Por eso, para evitar incómodas preguntas y más molestosos remordimientos, ya no se habla de aborto, sino de “interrupción del embarazo”, ni de “feto” sino de “producto”; en Cuba prefieren la expresión “regulación de la menstruación”. Piénsese si en cualquier otro contexto se hablase de “producto” en referencia a un ser humano, ¡qué escándalo se daría!

Franco Zeffirelli, el genio del cine fallecido hace poco, fue hijo ilegítimo, con apellido inventado, todos impulsaban a su madre a abortar, pero a ella “le repugnaba el pensamiento de matarlo”; alguna vez escribió: “Mi vida es un premio; una madre que genera una vida es una mujer premiada, sin importar su situación, ni cuales fueran las cuentas a pagar o sus problemas emocionales: tiene marido, no lo tiene, tiene alguien que la extorsiona, o la ha abandonado. El privilegio de llevar la vida es un privilegio que los hombres no tenemos: nosotros somos inferiores por esto”. 

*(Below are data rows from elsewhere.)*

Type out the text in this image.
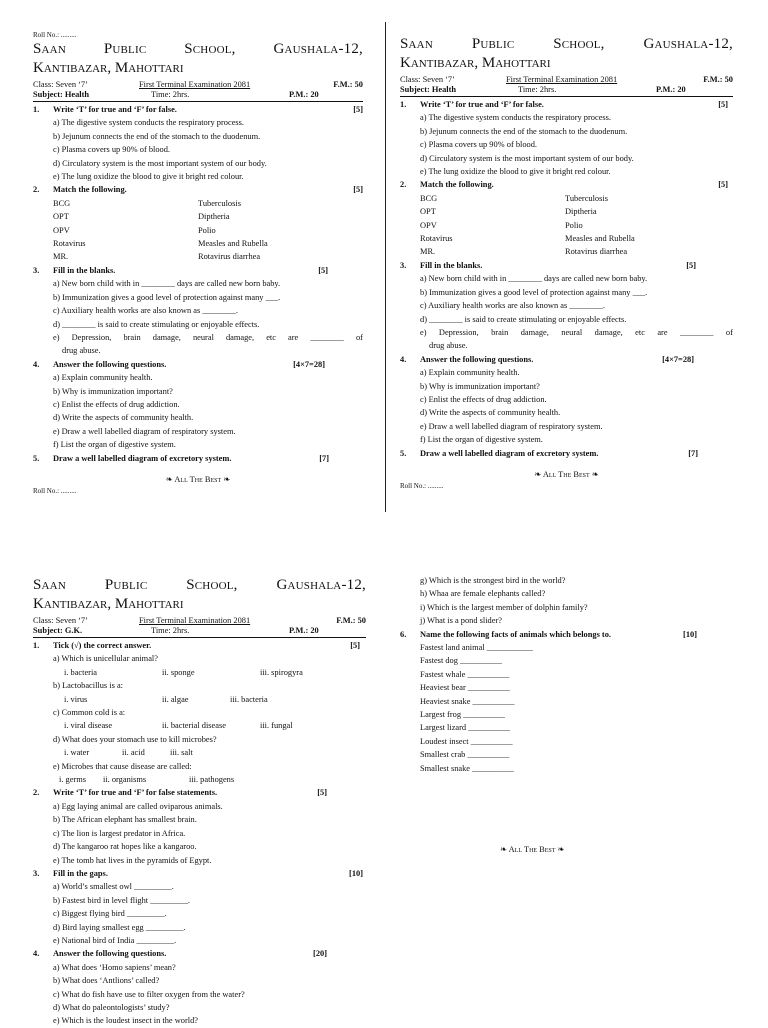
Roll No.: .........
Saan	Public	School,	Gaushala-12,
Kantibazar, Mahottari
Class: Seven ‘7’	First Terminal Examination 2081	F.M.: 50
Subject: Health	Time: 2hrs.	P.M.: 20
1.	Write ‘T’ for true and ‘F’ for false.	[5]
a) The digestive system conducts the respiratory process.
b) Jejunum connects the end of the stomach to the duodenum.
c) Plasma covers up 90% of blood.
d) Circulatory system is the most important system of our body.
e) The lung oxidize the blood to give it bright red colour.
2.	Match the following.	[5]
BCG	Tuberculosis
OPT	Diptheria
OPV	Polio
Rotavirus	Measles and Rubella
MR.	Rotavirus diarrhea
3.	Fill in the blanks.	[5]
a) New born child with in ________ days are called new born baby.
b) Immunization gives a good level of protection against many ___.
c) Auxiliary health works are also known as ________.
d) ________ is said to create stimulating or enjoyable effects.
e) Depression, brain damage, neural damage, etc are ________ of
drug abuse.
4.	Answer the following questions.	[4×7=28]
a) Explain community health.
b) Why is immunization important?
c) Enlist the effects of drug addiction.
d) Write the aspects of community health.
e) Draw a well labelled diagram of respiratory system.
f) List the organ of digestive system.
5.	Draw a well labelled diagram of excretory system.	[7]
❧ All The Best ❧
Roll No.: .........
Saan	Public	School,	Gaushala-12,
Kantibazar, Mahottari
Class: Seven ‘7’	First Terminal Examination 2081	F.M.: 50
Subject: Health	Time: 2hrs.	P.M.: 20
1.	Write ‘T’ for true and ‘F’ for false.	[5]
a) The digestive system conducts the respiratory process.
b) Jejunum connects the end of the stomach to the duodenum.
c) Plasma covers up 90% of blood.
d) Circulatory system is the most important system of our body.
e) The lung oxidize the blood to give it bright red colour.
2.	Match the following.	[5]
BCG	Tuberculosis
OPT	Diptheria
OPV	Polio
Rotavirus	Measles and Rubella
MR.	Rotavirus diarrhea
3.	Fill in the blanks.	[5]
a) New born child with in ________ days are called new born baby.
b) Immunization gives a good level of protection against many ___.
c) Auxiliary health works are also known as ________.
d) ________ is said to create stimulating or enjoyable effects.
e) Depression, brain damage, neural damage, etc are ________ of
drug abuse.
4.	Answer the following questions.	[4×7=28]
a) Explain community health.
b) Why is immunization important?
c) Enlist the effects of drug addiction.
d) Write the aspects of community health.
e) Draw a well labelled diagram of respiratory system.
f) List the organ of digestive system.
5.	Draw a well labelled diagram of excretory system.	[7]
❧ All The Best ❧
Roll No.: .........
Saan	Public	School,	Gaushala-12,
Kantibazar, Mahottari
Class: Seven ‘7’	First Terminal Examination 2081	F.M.: 50
Subject: G.K.	Time: 2hrs.	P.M.: 20
1.	Tick (√) the correct answer.	[5]
a) Which is unicellular animal?
i. bacteria	ii. sponge	iii. spirogyra
b) Lactobacillus is a:
i. virus	ii. algae	iii. bacteria
c) Common cold is a:
i. viral disease	ii. bacterial disease	iii. fungal
d) What does your stomach use to kill microbes?
i. water	ii. acid	iii. salt
e) Microbes that cause disease are called:
i. germs	ii. organisms	iii. pathogens
2.	Write ‘T’ for true and ‘F’ for false statements.	[5]
a) Egg laying animal are called oviparous animals.
b) The African elephant has smallest brain.
c) The lion is largest predator in Africa.
d) The kangaroo rat hopes like a kangaroo.
e) The tomb hat lives in the pyramids of Egypt.
3.	Fill in the gaps.	[10]
a) World’s smallest owl _________.
b) Fastest bird in level flight _________.
c) Biggest flying bird _________.
d) Bird laying smallest egg _________.
e) National bird of India _________.
4.	Answer the following questions.	[20]
a) What does ‘Homo sapiens’ mean?
b) What does ‘Antlions’ called?
c) What do fish have use to filter oxygen from the water?
d) What do paleontologists’ study?
e) Which is the loudest insect in the world?
g) Which is the strongest bird in the world?
h) Whaa are female elephants called?
i) Which is the largest member of dolphin family?
j) What is a pond slider?
6.	Name the following facts of animals which belongs to.	[10]
Fastest land animal ___________
Fastest dog __________
Fastest whale __________
Heaviest bear __________
Heaviest snake __________
Largest frog __________
Largest lizard __________
Loudest insect __________
Smallest crab __________
Smallest snake __________
❧ All The Best ❧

Decía que el aborto es mucho peor que un crimen mafioso, “porque el crimen de quien asesina a una creatura que carece de cualquier medio de defensa no tiene parangón; no hay nada más siniestro, ni más horrendo”.

Cada niño abortado es un ser humano único, irrepetible, su aporte a la humanidad jamás podrá darse, pues no solo los famosos, cuyas madres estuvieron a punto de sacrificarlos, como Cristiano Ronaldo, Andrea Bocelli o Franco Zeffirelli, sino también los seres humanos comunes tienen un aporte personal inédito que dar.